In its infant stage, capitalism, in seeking to win market share, on the basis of cheap prices, also seeks to cut corners, to use cheap tricks, such as adulteration of food and so on. And, in its dealings with workers, in the workplace, it sought to utilise similar methods to reduce costs, to cut wages, to minimise conditions. Such methods continue to be the hallmark of the small capitalist that can only survive against the competition of big capital by using such methods. Big capital too, in periods of more fierce competition, and when the supply of labour is plentiful, may also resort to such methods. But, as Engels describes, largely, by the second half of the 19th century, the larger capitals had found such methods to be both unnecessary and self-defeating. 

“Thus the truck system was suppressed, the Ten Hours’ Bill was enacted, and a number of other secondary reforms introduced — much against the spirit of Free Trade and unbridled competition, but quite as much in favour of the giant-capitalist in his competition with his less favoured brother. Moreover, the larger the concern, and with it the number of hands, the greater the loss and inconvenience caused by every conflict between master and men; and thus a new spirit came over the masters, especially the large ones, which taught them to avoid unnecessary squabbles, to acquiesce in the existence and power of Trades’ Unions, and finally even to discover in strikes — at opportune times — a powerful means to serve their own ends. The largest manufacturers, formerly the leaders of the war against the working-class, were now the foremost to preach peace and harmony. And for a very good reason.
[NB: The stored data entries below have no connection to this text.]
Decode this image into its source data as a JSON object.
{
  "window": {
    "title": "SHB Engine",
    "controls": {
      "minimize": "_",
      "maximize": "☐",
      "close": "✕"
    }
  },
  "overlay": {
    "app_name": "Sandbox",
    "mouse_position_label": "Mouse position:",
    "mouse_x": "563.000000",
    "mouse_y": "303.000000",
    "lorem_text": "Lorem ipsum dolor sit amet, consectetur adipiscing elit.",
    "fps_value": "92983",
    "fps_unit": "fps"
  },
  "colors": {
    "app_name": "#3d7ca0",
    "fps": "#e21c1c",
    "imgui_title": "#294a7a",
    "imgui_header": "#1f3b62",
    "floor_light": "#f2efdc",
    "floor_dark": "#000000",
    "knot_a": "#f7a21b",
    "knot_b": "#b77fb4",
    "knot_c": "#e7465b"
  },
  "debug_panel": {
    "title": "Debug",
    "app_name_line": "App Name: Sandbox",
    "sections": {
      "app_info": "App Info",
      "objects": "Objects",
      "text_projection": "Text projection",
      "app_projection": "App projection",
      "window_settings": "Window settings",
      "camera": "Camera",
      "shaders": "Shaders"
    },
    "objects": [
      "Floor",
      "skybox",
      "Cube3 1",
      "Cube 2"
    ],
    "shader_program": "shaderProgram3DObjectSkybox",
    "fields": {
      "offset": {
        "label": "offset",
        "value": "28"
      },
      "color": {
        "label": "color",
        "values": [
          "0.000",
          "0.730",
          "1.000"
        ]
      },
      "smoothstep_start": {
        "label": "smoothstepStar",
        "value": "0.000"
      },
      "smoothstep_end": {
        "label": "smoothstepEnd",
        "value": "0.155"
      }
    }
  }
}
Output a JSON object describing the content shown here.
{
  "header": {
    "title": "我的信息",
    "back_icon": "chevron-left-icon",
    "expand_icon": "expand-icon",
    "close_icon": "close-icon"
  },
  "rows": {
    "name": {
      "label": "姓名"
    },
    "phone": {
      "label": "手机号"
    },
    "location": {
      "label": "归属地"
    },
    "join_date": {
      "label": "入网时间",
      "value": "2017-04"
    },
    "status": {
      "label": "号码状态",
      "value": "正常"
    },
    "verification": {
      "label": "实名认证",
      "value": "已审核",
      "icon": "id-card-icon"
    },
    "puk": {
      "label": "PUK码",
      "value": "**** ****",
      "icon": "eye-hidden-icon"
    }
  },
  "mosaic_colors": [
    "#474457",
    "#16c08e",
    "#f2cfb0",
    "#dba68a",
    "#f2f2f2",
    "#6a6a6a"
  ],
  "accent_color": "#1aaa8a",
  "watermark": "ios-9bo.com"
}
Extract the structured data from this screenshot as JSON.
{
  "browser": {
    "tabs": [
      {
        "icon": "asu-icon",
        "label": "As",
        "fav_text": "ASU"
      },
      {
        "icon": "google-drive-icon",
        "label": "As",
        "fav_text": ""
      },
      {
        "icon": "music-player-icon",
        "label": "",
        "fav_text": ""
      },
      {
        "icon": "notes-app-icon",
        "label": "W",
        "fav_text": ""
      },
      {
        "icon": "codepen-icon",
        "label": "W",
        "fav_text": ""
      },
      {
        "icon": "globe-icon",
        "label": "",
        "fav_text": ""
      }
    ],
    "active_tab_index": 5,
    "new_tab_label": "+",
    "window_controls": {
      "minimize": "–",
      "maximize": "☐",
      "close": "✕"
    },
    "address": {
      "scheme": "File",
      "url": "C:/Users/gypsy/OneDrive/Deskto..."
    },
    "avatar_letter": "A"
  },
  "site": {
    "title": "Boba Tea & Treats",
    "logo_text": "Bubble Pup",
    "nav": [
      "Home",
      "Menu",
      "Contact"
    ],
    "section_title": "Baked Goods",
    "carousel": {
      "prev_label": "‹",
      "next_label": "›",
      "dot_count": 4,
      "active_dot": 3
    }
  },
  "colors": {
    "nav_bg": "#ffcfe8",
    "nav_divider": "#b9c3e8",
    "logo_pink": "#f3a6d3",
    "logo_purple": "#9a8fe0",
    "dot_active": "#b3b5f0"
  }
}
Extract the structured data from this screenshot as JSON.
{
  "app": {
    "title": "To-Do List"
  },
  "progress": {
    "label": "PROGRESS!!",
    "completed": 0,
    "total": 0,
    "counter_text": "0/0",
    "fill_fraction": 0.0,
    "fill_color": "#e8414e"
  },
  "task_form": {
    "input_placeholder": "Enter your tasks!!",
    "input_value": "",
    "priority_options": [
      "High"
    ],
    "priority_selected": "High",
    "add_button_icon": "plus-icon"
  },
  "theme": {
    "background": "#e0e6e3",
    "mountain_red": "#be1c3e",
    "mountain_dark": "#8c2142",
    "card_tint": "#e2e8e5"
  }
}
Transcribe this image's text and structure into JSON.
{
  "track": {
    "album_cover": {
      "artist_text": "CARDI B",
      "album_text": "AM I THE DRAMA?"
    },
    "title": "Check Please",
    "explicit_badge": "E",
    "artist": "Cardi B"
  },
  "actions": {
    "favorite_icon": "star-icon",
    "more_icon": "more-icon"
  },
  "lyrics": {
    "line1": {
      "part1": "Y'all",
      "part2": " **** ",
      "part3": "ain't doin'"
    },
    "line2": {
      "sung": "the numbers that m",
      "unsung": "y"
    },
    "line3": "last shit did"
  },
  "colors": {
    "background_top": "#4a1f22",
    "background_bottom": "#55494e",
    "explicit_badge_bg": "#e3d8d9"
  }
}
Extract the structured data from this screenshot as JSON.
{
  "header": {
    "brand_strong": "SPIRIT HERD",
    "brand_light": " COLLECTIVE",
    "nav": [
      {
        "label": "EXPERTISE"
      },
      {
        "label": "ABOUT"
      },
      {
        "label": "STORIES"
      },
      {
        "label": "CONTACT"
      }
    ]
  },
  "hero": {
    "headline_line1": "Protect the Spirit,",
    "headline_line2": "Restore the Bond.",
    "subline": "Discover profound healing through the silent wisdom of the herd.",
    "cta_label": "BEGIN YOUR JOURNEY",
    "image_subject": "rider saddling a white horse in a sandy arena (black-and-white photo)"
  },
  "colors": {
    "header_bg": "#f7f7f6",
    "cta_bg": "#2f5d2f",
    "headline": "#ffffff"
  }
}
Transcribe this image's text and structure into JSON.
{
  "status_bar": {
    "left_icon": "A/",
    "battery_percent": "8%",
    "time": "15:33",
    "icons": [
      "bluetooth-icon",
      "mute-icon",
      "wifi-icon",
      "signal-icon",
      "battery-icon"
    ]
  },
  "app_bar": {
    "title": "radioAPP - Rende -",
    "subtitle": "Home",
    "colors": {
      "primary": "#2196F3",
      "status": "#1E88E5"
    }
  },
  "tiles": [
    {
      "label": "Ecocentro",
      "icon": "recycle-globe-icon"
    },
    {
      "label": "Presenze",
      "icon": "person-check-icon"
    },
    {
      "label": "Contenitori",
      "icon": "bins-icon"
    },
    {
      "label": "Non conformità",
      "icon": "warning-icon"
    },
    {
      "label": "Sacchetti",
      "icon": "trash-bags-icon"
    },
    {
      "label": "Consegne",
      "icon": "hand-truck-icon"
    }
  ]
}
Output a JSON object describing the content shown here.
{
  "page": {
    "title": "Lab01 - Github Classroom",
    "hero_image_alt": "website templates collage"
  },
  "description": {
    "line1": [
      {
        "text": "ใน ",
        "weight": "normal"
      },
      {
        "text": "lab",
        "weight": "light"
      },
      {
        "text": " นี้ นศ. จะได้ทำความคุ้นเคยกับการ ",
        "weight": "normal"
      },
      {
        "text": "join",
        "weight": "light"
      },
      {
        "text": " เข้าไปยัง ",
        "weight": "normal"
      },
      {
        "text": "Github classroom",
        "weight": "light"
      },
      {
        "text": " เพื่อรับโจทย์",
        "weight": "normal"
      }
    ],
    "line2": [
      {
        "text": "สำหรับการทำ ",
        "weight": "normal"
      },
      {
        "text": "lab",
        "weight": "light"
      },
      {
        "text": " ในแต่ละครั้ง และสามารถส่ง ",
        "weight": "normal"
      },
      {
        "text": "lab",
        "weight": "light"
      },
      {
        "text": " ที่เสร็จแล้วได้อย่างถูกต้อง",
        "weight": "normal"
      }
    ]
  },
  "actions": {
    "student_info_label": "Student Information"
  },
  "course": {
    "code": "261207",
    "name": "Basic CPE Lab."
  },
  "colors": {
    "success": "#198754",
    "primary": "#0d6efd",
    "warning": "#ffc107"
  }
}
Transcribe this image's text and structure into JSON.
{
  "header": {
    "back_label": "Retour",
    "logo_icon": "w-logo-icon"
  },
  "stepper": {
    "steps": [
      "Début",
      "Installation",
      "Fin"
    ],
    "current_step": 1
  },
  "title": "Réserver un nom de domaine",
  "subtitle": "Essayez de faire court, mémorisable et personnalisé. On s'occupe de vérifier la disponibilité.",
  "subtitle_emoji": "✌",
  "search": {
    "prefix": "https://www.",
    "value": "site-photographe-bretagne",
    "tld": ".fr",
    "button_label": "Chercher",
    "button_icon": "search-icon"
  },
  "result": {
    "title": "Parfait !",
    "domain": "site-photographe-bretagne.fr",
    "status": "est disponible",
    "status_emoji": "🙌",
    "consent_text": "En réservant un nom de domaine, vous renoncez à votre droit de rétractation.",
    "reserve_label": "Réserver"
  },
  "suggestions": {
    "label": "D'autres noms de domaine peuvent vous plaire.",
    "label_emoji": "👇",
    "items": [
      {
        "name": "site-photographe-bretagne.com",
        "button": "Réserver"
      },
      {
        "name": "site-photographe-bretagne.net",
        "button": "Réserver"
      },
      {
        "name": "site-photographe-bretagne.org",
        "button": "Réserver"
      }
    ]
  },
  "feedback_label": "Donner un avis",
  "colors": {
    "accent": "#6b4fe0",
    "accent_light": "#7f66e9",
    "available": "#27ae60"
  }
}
The fact is that all these concessions to justice and philanthropy were nothing else but means to accelerate the concentration of capital in the hands of the few, for whom the niggardly extra extortions of former years had lost all importance and had become actual nuisances; and to crush all the quicker and all the safer their smaller competitors, who could not make both ends meet without such perquisites.” 

(Engels – The Condition of The Working Class in England) 

And, the introduction of welfare states was simply the logical extension of this process, and of the civilising mission of capital, as, now, workers had no choice about having to spend a portion of their wages on education for their children, on healthcare and so on, because although the Truck System of the individual employers had been banned, now the capitalist state introduced the biggest truck system of all, in the form of welfare states, by which all workers had a part of their wages deducted in taxes and social insurance, to cover the provision of these services. Now a large part of the workers wages was paid in truck, in the shape of the social wage.  Now the workers had no control over the nature of the services provided to them, as part of the social wage, by the biggest monopolist of all, the capitalist state. Unlike when the workers provided for themselves, through their own cooperative schools, labour colleges, and trades union and friendly society provision of health and social care, and insurance for unemployment, sickness and old age, the capitalist state could, now, dictate how much they would pay by law, and could determine the quantity and quality and content of provision, to meet the needs of capital rather than labour. It was what Marx feared from such state provision when he said in relation to state involvement in education, 

“"Elementary education by the state" is altogether objectionable. Defining by a general law the expenditures on the elementary schools, the qualifications of the teaching staff, the branches of instruction, etc., and, as is done in the United States, supervising the fulfilment of these legal specifications by state inspectors, is a very different thing from appointing the state as the educator of the people! Government and church should rather be equally excluded from any influence on the school. Particularly, indeed, in the Prusso-German Empire (and one should not take refuge in the rotten subterfuge that one is speaking of a "state of the future"; we have seen how matters stand in this respect) the state has need, on the contrary, of a very stern education by the people.” 

(Critique of the Gotha Programme) 

Or as Engels set out opposing demands for a welfare state in Germany, 

“These points demand that the following should be taken over by the state: (1) the bar, (2) medical services, (3) pharmaceutics, dentistry, midwifery, nursing, etc., etc., and later the demand is advanced that workers’ insurance become a state concern. Can all this be entrusted to Mr. von Caprivi? And is it compatible with the rejection of all state socialism, as stated above?”